Medical missionary to Korea (1856–1890)

John William Heron (18561890) was an English-born American medical missionary to Joseon-dynasty Korea who was affiliated to the Northern Presbyterian Church. His name in Korean was Hyeron (혜론). He founded The Korean Religious Tract Society. His personality is described as meticulous and devoted while overfocusing on small details and having trouble letting go.

== Life and career ==
John William Heron was born in Derbyshire, England on June 15, 1856.

In 1870, at the age of fourteen, he moved to Knoxville, Tennessee, after his father lost a court case. He went to Maryville College. He was then permitted to study at the University of Tennessee and graduated in 1883. On April 28 of that same year, he became a U.S. citizen. After that, he went to further education at the New York University Hospital before refusing an offer to become a professor from the University of Tennessee, instead favoring being a Korean medical missionary.

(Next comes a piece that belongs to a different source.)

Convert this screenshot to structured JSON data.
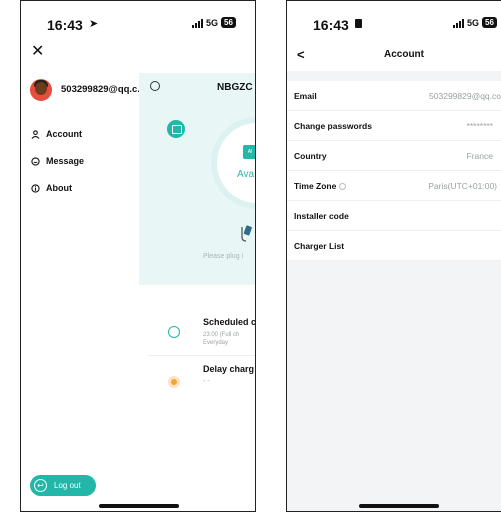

Heron went to Japan on May 1, 1885, after marrying Harriet Gibson on April 23, and learned Korea's language and customs during his stay there.

After arriving in Incheon on June 20 and then Seoul on June 21, 1885 (he had previously tried to go in 1884, but the political situation was too unstable), Dr. Heron worked in Chejungwon, today known as Severance Hospital and the Yonsei University College of Medicine.

When Horace Newton Allen, a fellow doctor, became a diplomat in 1887, John took his place as Emperor Gojong's personal physician, and became the second director of Chejungwon.

== Death and legacy ==
In the summer of 1890, Heron was treating patients sick with dysentery when he caught it himself and died on July 26 or July 27. His final words were "Jesus loves you. He gave His life for you. Stand by Him!" He also asked his wife to preach the gospel.

Three days later, on July 30/31, 1890, John William Heron was buried at Yanghwajin Foreign Missionary Cemetery, the first Protestant to end up as such. He was 33 years old and left behind his wife along with two daughters. His tombstone has "The Son of God loved me and gave himself for me" inscribed on it.

In May of 2019, the Yonsei University College of Medicine opened the Heron Memorial Hall on the first floor of their Clinical Medicine Research Center. The hall displays his tombstone, life story, and the decree Joseon gave him when he became 2nd rank Gaseon Daebu.